From 93f335ef86b2a14ffc41daba612d022a1c73e045 Mon Sep 17 00:00:00 2001
From: thomwolf <thomwolf@gmail.com>
Date: Tue, 11 Dec 2018 11:50:38 +0100
Subject: [PATCH] add pretrained loading from state_dict

---
 pytorch_pretrained_bert/modeling.py | 11 +++++++----
 1 file changed, 7 insertions(+), 4 deletions(-)

diff --git a/pytorch_pretrained_bert/modeling.py b/pytorch_pretrained_bert/modeling.py
index 1aeff4dd04..bfc5585ea8 100644
--- a/pytorch_pretrained_bert/modeling.py
+++ b/pytorch_pretrained_bert/modeling.py
@@ -448,9 +448,9 @@ class PreTrainedBertModel(nn.Module):
             module.bias.data.zero_()
 
     @classmethod
-    def from_pretrained(cls, pretrained_model_name, cache_dir=None, *inputs, **kwargs):
+    def from_pretrained(cls, pretrained_model_name, state_dict=None, cache_dir=None, *inputs, **kwargs):
         """
-        Instantiate a PreTrainedBertModel from a pre-trained model file.

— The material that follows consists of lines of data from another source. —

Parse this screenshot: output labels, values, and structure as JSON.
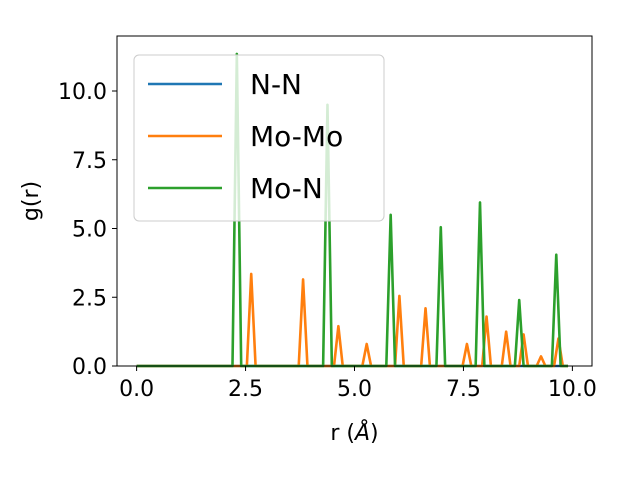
{
  "chart_data": {
    "type": "line",
    "xlabel": "r (",
    "xlabel_unit": "Å",
    "xlabel_close": ")",
    "ylabel": "g(r)",
    "xlim": [
      -0.45,
      10.45
    ],
    "ylim": [
      0,
      12
    ],
    "xticks": [
      0.0,
      2.5,
      5.0,
      7.5,
      10.0
    ],
    "xtick_labels": [
      "0.0",
      "2.5",
      "5.0",
      "7.5",
      "10.0"
    ],
    "yticks": [
      0.0,
      2.5,
      5.0,
      7.5,
      10.0
    ],
    "ytick_labels": [
      "0.0",
      "2.5",
      "5.0",
      "7.5",
      "10.0"
    ],
    "grid": false,
    "legend_position": "top-left",
    "series": [
      {
        "name": "N-N",
        "color": "#1f77b4",
        "points": [
          [
            0,
            0
          ],
          [
            9.9,
            0
          ]
        ]
      },
      {
        "name": "Mo-Mo",
        "color": "#ff7f0e",
        "points": [
          [
            0,
            0
          ],
          [
            2.53,
            0
          ],
          [
            2.63,
            3.35
          ],
          [
            2.73,
            0
          ],
          [
            3.72,
            0
          ],
          [
            3.82,
            3.15
          ],
          [
            3.92,
            0
          ],
          [
            4.53,
            0
          ],
          [
            4.63,
            1.45
          ],
          [
            4.73,
            0
          ],
          [
            5.18,
            0
          ],
          [
            5.28,
            0.8
          ],
          [
            5.38,
            0
          ],
          [
            5.93,
            0
          ],
          [
            6.03,
            2.55
          ],
          [
            6.13,
            0
          ],
          [
            6.53,
            0
          ],
          [
            6.63,
            2.1
          ],
          [
            6.73,
            0
          ],
          [
            7.48,
            0
          ],
          [
            7.58,
            0.8
          ],
          [
            7.68,
            0
          ],
          [
            7.93,
            0
          ],
          [
            8.03,
            1.8
          ],
          [
            8.13,
            0
          ],
          [
            8.38,
            0
          ],
          [
            8.48,
            1.25
          ],
          [
            8.58,
            0
          ],
          [
            8.78,
            0
          ],
          [
            8.88,
            1.15
          ],
          [
            8.98,
            0
          ],
          [
            9.18,
            0
          ],
          [
            9.28,
            0.35
          ],
          [
            9.38,
            0
          ],
          [
            9.58,
            0
          ],
          [
            9.68,
            1.0
          ],
          [
            9.78,
            0
          ],
          [
            9.9,
            0
          ]
        ]
      },
      {
        "name": "Mo-N",
        "color": "#2ca02c",
        "points": [
          [
            0,
            0
          ],
          [
            2.2,
            0
          ],
          [
            2.3,
            11.35
          ],
          [
            2.4,
            0
          ],
          [
            4.28,
            0
          ],
          [
            4.38,
            9.5
          ],
          [
            4.48,
            0
          ],
          [
            5.73,
            0
          ],
          [
            5.83,
            5.5
          ],
          [
            5.93,
            0
          ],
          [
            6.88,
            0
          ],
          [
            6.98,
            5.05
          ],
          [
            7.08,
            0
          ],
          [
            7.78,
            0
          ],
          [
            7.88,
            5.95
          ],
          [
            7.98,
            0
          ],
          [
            8.68,
            0
          ],
          [
            8.78,
            2.4
          ],
          [
            8.88,
            0
          ],
          [
            9.53,
            0
          ],
          [
            9.63,
            4.05
          ],
          [
            9.73,
            0
          ],
          [
            9.9,
            0
          ]
        ]
      }
    ]
  }
}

+        Instantiate a PreTrainedBertModel from a pre-trained model file or a pytorch state dict.
         Download and cache the pre-trained model file if needed.
 
         Params:
@@ -464,6 +464,8 @@ class PreTrainedBertModel(nn.Module):
                 - a path or url to a pretrained model archive containing:
                     . `bert_config.json` a configuration file for the model
                     . `pytorch_model.bin` a PyTorch dump of a BertForPreTraining instance
+            cache_dir: an optional path to a folder in which the pre-trained models will be cached.
+            state_dict: an optional state dictionnary (collections.OrderedDict object) to use instead of Google pre-trained models
             *inputs, **kwargs: additional input for the specific Bert class
                 (ex: num_labels for BertForSequenceClassification)
         """
@@ -505,8 +507,9 @@ class PreTrainedBertModel(nn.Module):
         logger.info("Model config {}".format(config))
         # Instantiate model.
         model = cls(config, *inputs, **kwargs)
-        weights_path = os.path.join(serialization_dir, WEIGHTS_NAME)
-        state_dict = torch.load(weights_path)
+        if state_dict is None:
+            weights_path = os.path.join(serialization_dir, WEIGHTS_NAME)
+            state_dict = torch.load(weights_path)
 
         old_keys = []
         new_keys = []